Cyparissus (1670s) by Jacopo Vignali: Wikipedia Commons |
Cool morning air drifting in from the windows; a light blue sky beyond the hedge. For the moment, untroubled and at peace.
It's an arborvitae hedge. Martha pronounces it, charmingly, as "arborviety," rhyming with "variety." Tree of life, that is, which seems a little highfalutin for a hedge shrub. But apparently it got the name because tea made from it cured scurvy.
It's a kind of cypress. A thuja. The which name is another anomalous perplexity, at first sight, but it turns out to just be an odd spelling of the Greek name for a particular sort of cypress. Thuia, would be the normal English spelling. What possessed some botanist to spell it with a 'j'? 'i' and 'j' are originally just variant forms of the same Roman letter, but to anyone with linguistic sensitivities the 'th', which fairly screams its Greekness, sits very uncomfortably in the same short word with a Latin 'j'.
I do not know why cypress trees are associated with sadness, though I suppose the internets would tell me.
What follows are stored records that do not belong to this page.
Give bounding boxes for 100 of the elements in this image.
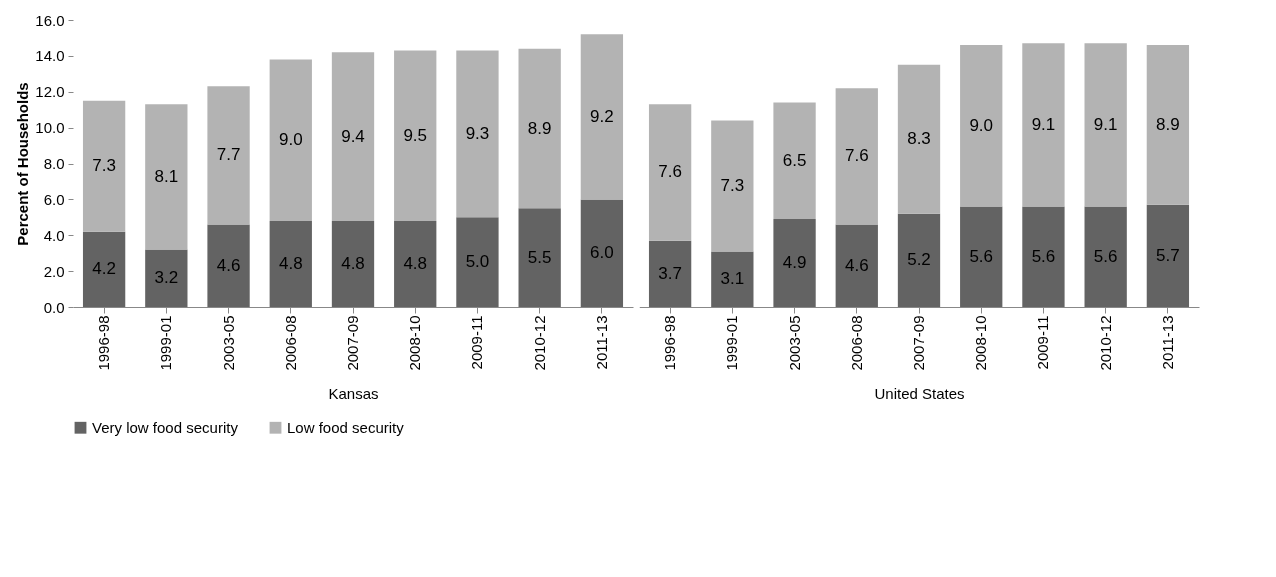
bar: [835, 224, 878, 307]
bar: [145, 249, 188, 307]
x-tick-label: 2006-08: [281, 315, 299, 371]
bar: [1146, 45, 1190, 205]
data-label: 5.0: [465, 252, 490, 272]
data-label: 5.7: [1156, 245, 1180, 265]
x-tick-label: 1996-98: [95, 315, 113, 371]
x-tick-label: 2008-10: [406, 315, 424, 371]
bar: [394, 220, 437, 307]
bar: [580, 199, 624, 307]
bar: [648, 104, 692, 241]
x-tick-label: 2008-10: [972, 315, 990, 371]
data-label: 9.2: [590, 106, 614, 126]
bar: [82, 231, 126, 307]
data-label: 5.6: [1093, 246, 1118, 266]
data-label: 3.1: [720, 269, 745, 289]
data-label: 8.1: [154, 166, 179, 186]
data-label: 4.8: [341, 253, 365, 273]
x-tick-label: 2010-12: [1096, 315, 1114, 371]
bar: [835, 88, 878, 225]
x-axis-title: United States: [874, 384, 965, 402]
x-tick-label: 2006-08: [847, 315, 865, 371]
bar: [773, 102, 816, 220]
data-label: 9.5: [403, 125, 428, 145]
x-tick-label: 2007-09: [910, 315, 927, 371]
y-tick-label: 12.0: [35, 83, 65, 101]
x-axis-title: Kansas: [328, 384, 379, 402]
y-tick-label: 6.0: [43, 190, 65, 208]
legend-label: Very low food security: [92, 418, 239, 436]
data-label: 5.2: [907, 250, 931, 270]
bar: [897, 213, 941, 307]
data-label: 4.8: [403, 253, 428, 273]
data-label: 7.7: [216, 145, 241, 165]
y-tick-label: 0.0: [43, 298, 65, 316]
x-tick-label: 2010-12: [530, 315, 548, 371]
data-label: 3.7: [658, 263, 682, 283]
y-tick-label: 16.0: [35, 11, 65, 29]
bar: [394, 50, 437, 221]
bar: [897, 64, 941, 214]
bar: [711, 120, 754, 252]
data-label: 7.6: [658, 162, 682, 182]
bar: [456, 217, 499, 307]
data-label: 9.4: [341, 126, 365, 146]
x-tick-label: 2011-13: [592, 315, 610, 370]
bar: [331, 220, 375, 307]
data-label: 6.5: [782, 150, 807, 170]
bar: [960, 45, 1003, 207]
bar: [518, 48, 561, 209]
x-tick-label: 2007-09: [344, 315, 361, 371]
data-label: 4.6: [216, 255, 241, 275]
data-label: 7.3: [92, 156, 116, 176]
bar: [773, 219, 816, 307]
y-tick-label: 8.0: [43, 155, 65, 172]
bar: [1146, 204, 1190, 307]
data-label: 5.6: [969, 246, 994, 266]
data-label: 4.8: [278, 253, 303, 273]
data-label: 9.1: [1031, 114, 1056, 134]
y-tick-label: 2.0: [43, 262, 65, 280]
data-label: 8.9: [1156, 114, 1180, 134]
x-tick-label: 1996-98: [661, 315, 679, 371]
data-label: 4.9: [782, 253, 807, 273]
data-label: 4.2: [92, 259, 116, 279]
bar: [207, 86, 250, 225]
data-label: 7.3: [720, 175, 745, 195]
data-label: 5.5: [527, 247, 552, 267]
bar: [960, 206, 1003, 307]
bar: [207, 224, 250, 307]
bar: [1022, 43, 1065, 207]
bar: [711, 251, 754, 307]
bar: [648, 240, 692, 307]
x-tick-label: 1999-01: [157, 315, 175, 371]
bar: [1084, 43, 1127, 207]
y-tick-label: 10.0: [35, 119, 65, 137]
bar: [1084, 206, 1127, 307]
data-label: 9.0: [278, 130, 303, 150]
x-tick-label: 2003-05: [785, 315, 803, 371]
data-label: 4.6: [844, 255, 869, 275]
bar: [269, 220, 312, 307]
bar: [331, 52, 375, 221]
legend-label: Low food security: [287, 418, 405, 436]
bar: [1022, 206, 1065, 307]
data-label: 9.3: [465, 123, 490, 143]
x-tick-label: 2003-05: [219, 315, 237, 371]
data-label: 8.3: [907, 129, 931, 149]
data-label: 9.1: [1093, 114, 1118, 134]
x-tick-label: 2009-11: [1034, 315, 1052, 370]
bar: [82, 100, 126, 232]
bar: [269, 59, 312, 221]
x-tick-label: 2009-11: [468, 315, 486, 370]
bar: [145, 104, 188, 250]
y-tick-label: 4.0: [43, 226, 65, 244]
data-label: 5.6: [1031, 246, 1056, 266]
x-tick-label: 2011-13: [1158, 315, 1176, 370]
data-label: 3.2: [154, 268, 179, 288]
bar: [456, 50, 499, 218]
data-label: 7.6: [844, 146, 869, 166]
bar: [518, 208, 561, 307]
data-label: 9.0: [969, 115, 994, 135]
bar: [580, 34, 624, 200]
y-axis-title: Percent of Households: [14, 82, 32, 246]
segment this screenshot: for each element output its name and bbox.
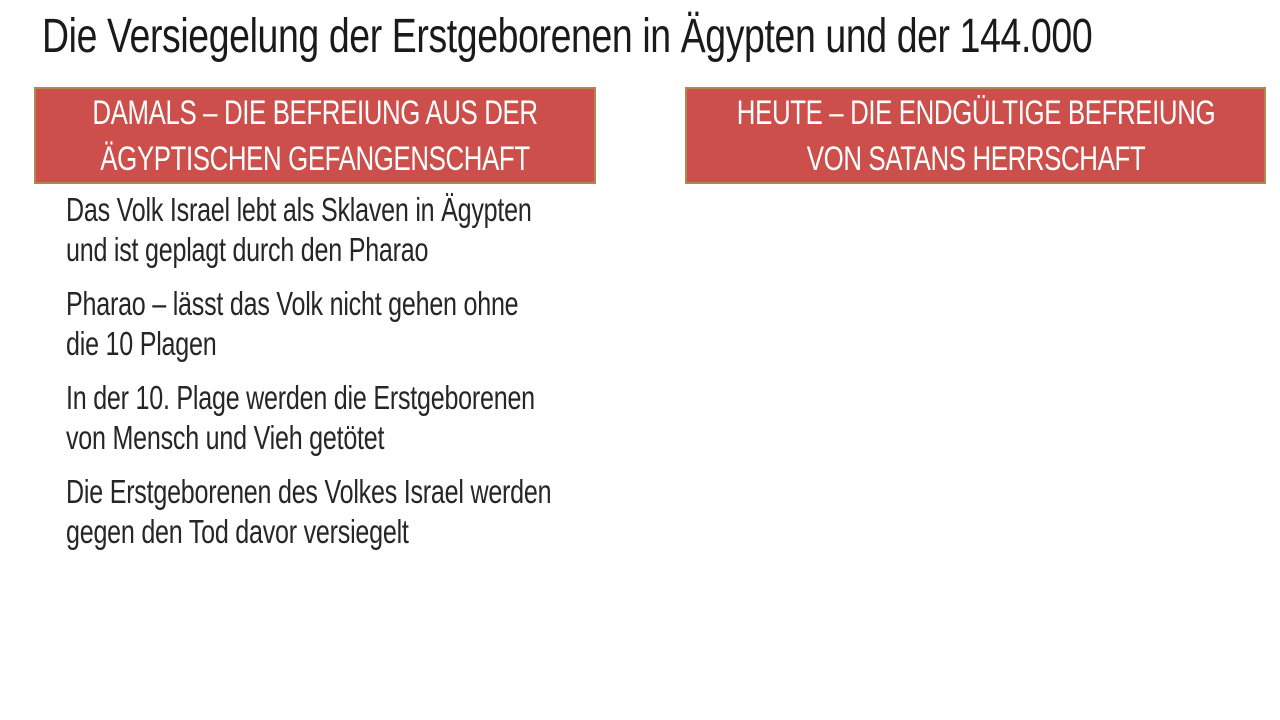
right-column-header-box: HEUTE – DIE ENDGÜLTIGE BEFREIUNG VON SAT… [685,87,1266,184]
bullet-item: Das Volk Israel lebt als Sklaven in Ägyp… [66,191,532,268]
bullet-item: Die Erstgeborenen des Volkes Israel werd… [66,473,552,550]
right-column-body [700,190,1260,590]
slide-title: Die Versiegelung der Erstgeborenen in Äg… [42,10,1093,63]
left-column-body: Das Volk Israel lebt als Sklaven in Ägyp… [66,190,711,566]
right-column-header-label: HEUTE – DIE ENDGÜLTIGE BEFREIUNG VON SAT… [736,93,1215,178]
bullet-item: Pharao – lässt das Volk nicht gehen ohne… [66,285,519,362]
left-column-header-box: DAMALS – DIE BEFREIUNG AUS DER ÄGYPTISCH… [34,87,596,184]
left-column-header-label: DAMALS – DIE BEFREIUNG AUS DER ÄGYPTISCH… [92,93,538,178]
bullet-item: In der 10. Plage werden die Erstgeborene… [66,379,535,456]
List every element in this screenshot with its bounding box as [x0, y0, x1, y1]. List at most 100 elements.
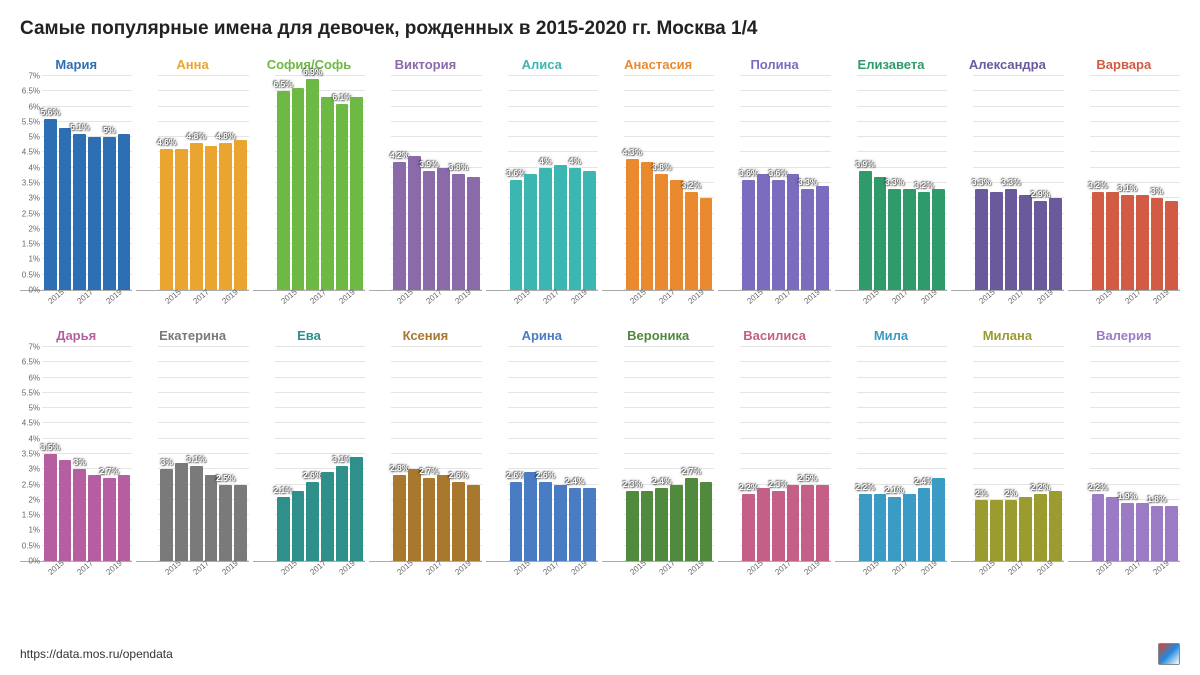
bar-value-label: 5.6%: [41, 107, 60, 117]
chart-area: 2.6% 2.6% 2.4%: [486, 347, 598, 562]
y-tick-label: 3.5%: [22, 450, 40, 459]
bar-value-label: 2.3%: [623, 479, 642, 489]
logo-icon: [1158, 643, 1180, 665]
bar: [641, 162, 654, 290]
bar: 2.1%: [277, 497, 290, 561]
bar: [903, 189, 916, 290]
x-tick-label: 2017: [192, 558, 211, 576]
x-tick-label: 2015: [512, 558, 531, 576]
bars-container: 3.9%3.3%3.2%: [859, 76, 945, 290]
bar-value-label: 2.7%: [682, 466, 701, 476]
chart-panel: Елизавета3.9%3.3%3.2%201520172019: [835, 54, 947, 319]
bar: 2.1%: [888, 497, 901, 561]
bar: [292, 491, 305, 561]
bar: [816, 485, 829, 561]
bar: [408, 469, 421, 561]
bars-container: 4.6%4.8%4.8%: [160, 76, 246, 290]
x-axis: 201520172019: [20, 291, 132, 319]
x-tick-label: 2019: [221, 287, 240, 305]
x-tick-label: 2017: [774, 558, 793, 576]
bar: 3.5%: [44, 454, 57, 561]
bar-value-label: 3.3%: [1001, 177, 1020, 187]
bar: [757, 174, 770, 290]
bar: 2.2%: [742, 494, 755, 561]
chart-area: 3.3%3.3%2.9%: [951, 76, 1063, 291]
bar: 4%: [569, 168, 582, 290]
bar-value-label: 6.1%: [332, 92, 351, 102]
bar-value-label: 2.8%: [390, 463, 409, 473]
bar: 2.4%: [569, 488, 582, 561]
x-tick-label: 2015: [978, 558, 997, 576]
bar: 3.9%: [423, 171, 436, 290]
panel-title: Валерия: [1068, 325, 1180, 347]
bar-value-label: 3.1%: [1118, 183, 1137, 193]
bar: [787, 174, 800, 290]
bar: 4.8%: [190, 143, 203, 290]
bar-value-label: 2.4%: [652, 476, 671, 486]
x-tick-label: 2019: [1035, 287, 1054, 305]
x-tick-label: 2015: [396, 287, 415, 305]
bar-value-label: 2.6%: [449, 470, 468, 480]
chart-panel: Ксения 2.8% 2.7% 2.6% 201520172019: [369, 325, 481, 590]
bar: [1165, 201, 1178, 290]
x-tick-label: 2019: [919, 558, 938, 576]
panel-title: Мила: [835, 325, 947, 347]
x-tick-label: 2015: [1094, 558, 1113, 576]
y-tick-label: 2.5%: [22, 480, 40, 489]
bar-value-label: 2.6%: [506, 470, 525, 480]
bar: 2.7%: [423, 478, 436, 561]
y-tick-label: 4%: [28, 163, 40, 172]
bar: 3.2%: [685, 192, 698, 290]
bar: [437, 168, 450, 290]
bar-value-label: 3.1%: [187, 454, 206, 464]
bar: 3.3%: [888, 189, 901, 290]
bar: 2.6%: [510, 482, 523, 561]
bar: [1165, 506, 1178, 561]
bar: [1136, 195, 1149, 290]
chart-area: 3.9%3.3%3.2%: [835, 76, 947, 291]
bars-container: 3.3%3.3%2.9%: [975, 76, 1061, 290]
chart-area: 3%3.1%2.5%: [136, 347, 248, 562]
bars-container: 2.2%1.9%1.8%: [1092, 347, 1178, 561]
x-tick-label: 2017: [1007, 558, 1026, 576]
x-tick-label: 2017: [657, 558, 676, 576]
y-tick-label: 4.5%: [22, 419, 40, 428]
bar: [874, 177, 887, 290]
y-tick-label: 5%: [28, 404, 40, 413]
bar-value-label: 2.6%: [536, 470, 555, 480]
chart-panel: Вероника2.3%2.4%2.7%201520172019: [602, 325, 714, 590]
x-tick-label: 2017: [774, 287, 793, 305]
bar-value-label: 1.8%: [1147, 494, 1166, 504]
bar: 3.3%: [801, 189, 814, 290]
panel-title: Александра: [951, 54, 1063, 76]
x-axis: 201520172019: [20, 562, 132, 590]
x-tick-label: 2019: [803, 287, 822, 305]
x-axis: 201520172019: [835, 291, 947, 319]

They don't strike me as particularly sad trees. A little dusky, but not strikingly dark like a yew.
Come away, come away, death,
And in sad cypress let me be laid;
Fly away, fly away breath;
I am slain by a fair cruel maid.
And in sad cypress let me be laid;
Fly away, fly away breath;
I am slain by a fair cruel maid.
... I'm back! The internets say that of course cypress trees are sad because once upon a classical time Cyparissus accidentally shot and killed his pet stag, and he made such a nuisance of his grief that the gods turned him into a tree: an immortal cypress so that he could grieve forever. But then other of the internets say that Cypress trees are not only immortal but protective (here the arborvitae theme is foreshadowed, no?), so they're planted in cemeteries to guard the dead from demons. That seems more likely than the stag story, but of course you never know. So I will put Mr Vignali's picture up top. One does hope he gave the model a comfortable pillow to embrace, but artists are notoriously ruthless.
3 comments:
Another beautiful piece.
Your love of language is an inspiration-- a divine breath-- to me, my friend.
I can understand Thuja seeming sad, though not cypresses in general. They are dense, letting no light through they're branches. They're very dark green. Thuja plicata, our western redcedar, has slightly downswept branches and foliage, as though laboring under their weight, even when they're not bearing snow. In the summer they are welcome promises of deep shade, but in winter they add only modest cheer to a wet and foggy scene compared to bare deciduous trees. I find pines, doug-fir, and true firs more inspiring on those days.
Emily Carr's famous paintings of British Columbia forests sometimes render Thuja plicata foliage as dense heavy curtains, which seems apt in winter.
:-) Western Reds do look, at least, dejected.